Is this news?  No, it’s the well worn rhetoric we’ve heard many times before.  It’s also widely ridiculed because, of course, it’s now insurance companies who ration care, denying 20% of claims, according to an ad currently running on television. 

But if Connolly is going to allow the Republicans another chance to spout meaningless tripe, then why not give the other side to mouth its well worn tripe?

Does the quote add anything to the discussion?  No.  If she wanted to set up the premise of the article — that we are already rationing healthcare — why not write:

While Republicans worry about government rationing care and Democrats saying that insurance companies are rationing care, the truth lies closer to this: care is rationed for a variety of reasons, and it’s costing Americans billions of dollars a year, according to medical experts.

The closing quote?

"In the United States today, we give you all the care you can afford, whether or not you need it, as opposed to all the care you need, whether or not you can afford it."

–Arthur Kellerman, an associate dean at Emory School of Medicine in Atlanta

Law?

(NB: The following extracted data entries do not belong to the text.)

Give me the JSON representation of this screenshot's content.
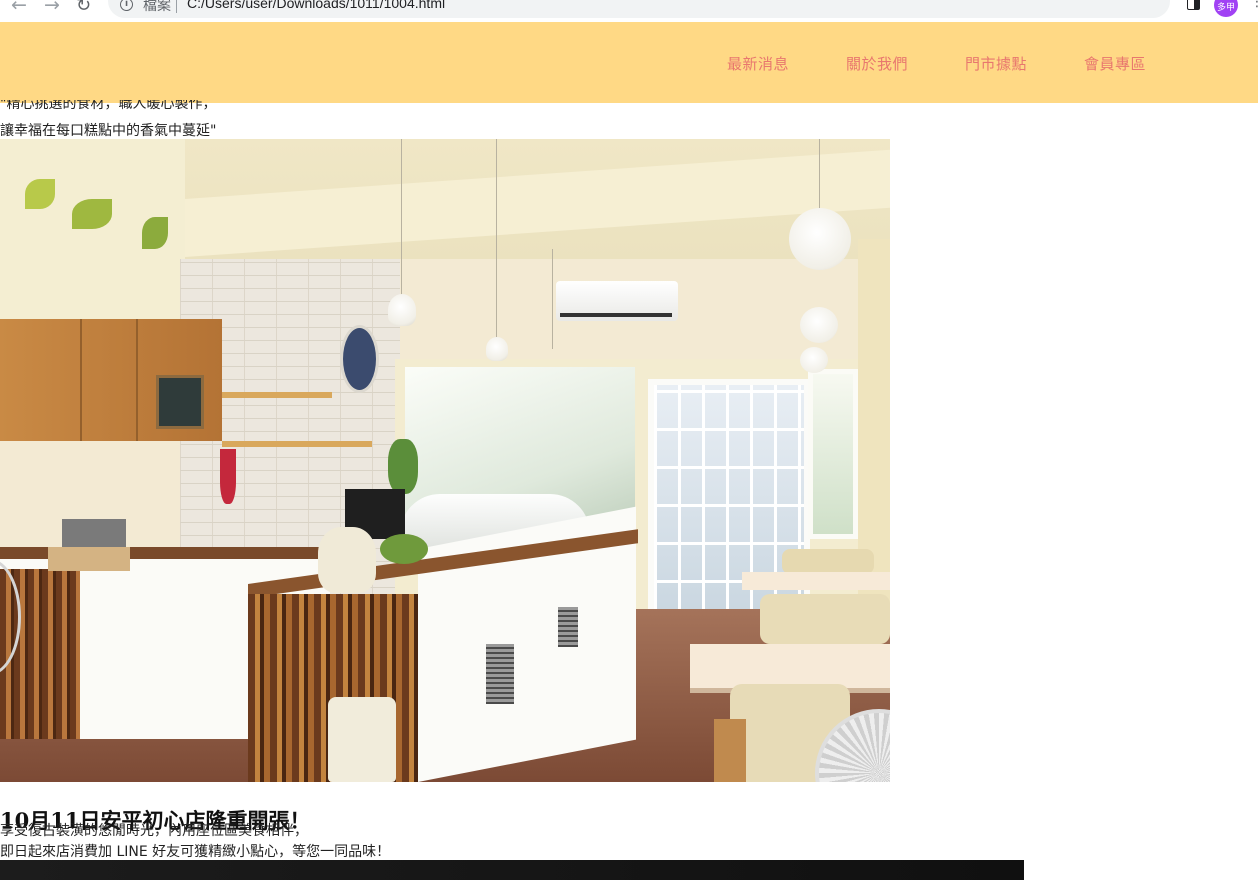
{
  "browser": {
    "scheme_label": "檔案",
    "url": "C:/Users/user/Downloads/1011/1004.html",
    "profile_initials": "多甲",
    "icons": [
      "back-arrow-icon",
      "forward-arrow-icon",
      "reload-icon",
      "info-icon",
      "share-icon",
      "star-icon",
      "side-panel-icon",
      "menu-icon"
    ]
  },
  "header": {
    "background": "#ffd985",
    "link_color": "#e8776e",
    "nav": {
      "latest": "最新消息",
      "about": "關於我們",
      "stores": "門市據點",
      "member": "會員專區"
    }
  },
  "intro": {
    "line1": "\"精心挑選的食材，職人暖心製作，",
    "line2": "讓幸福在每口糕點中的香氣中蔓延\""
  },
  "news": {
    "title": "10月11日安平初心店隆重開張！",
    "line1": "享受復古裝潢的悠閒時光，內用座位區美食相伴，",
    "line2": "即日起來店消費加 LINE 好友可獲精緻小點心，等您一同品味！"
  }
}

What Law?

Seems things got testy at the Senate Finance Committee today.  Chairman Max Baucus was getting impatient with an amendment GOPer Jon Kyl of Arizona wanted considered.  Kyl didn’t like that.

Republican Sen. Jon Kyl of Arizona indignantly raised his voice after committee Chairman Max Baucus of Montana urged him to hurry up and finish a point. An outwardly irritated Kyl told Baucus he was not delaying, but was instead trying to make an extremely important point about flaws in the legislation. Baucus shot back that while Kyl’s point might be important, he also was holding up the panel’s work.

Kyl was speaking in favor of a GOP amendment that could have prevented the government from implementing the bill — even if it’s passed and signed into law.

Gee, Mr. Kyl, if you want to pass a law that the government can ignore, you need to run for the Senate in North Korea.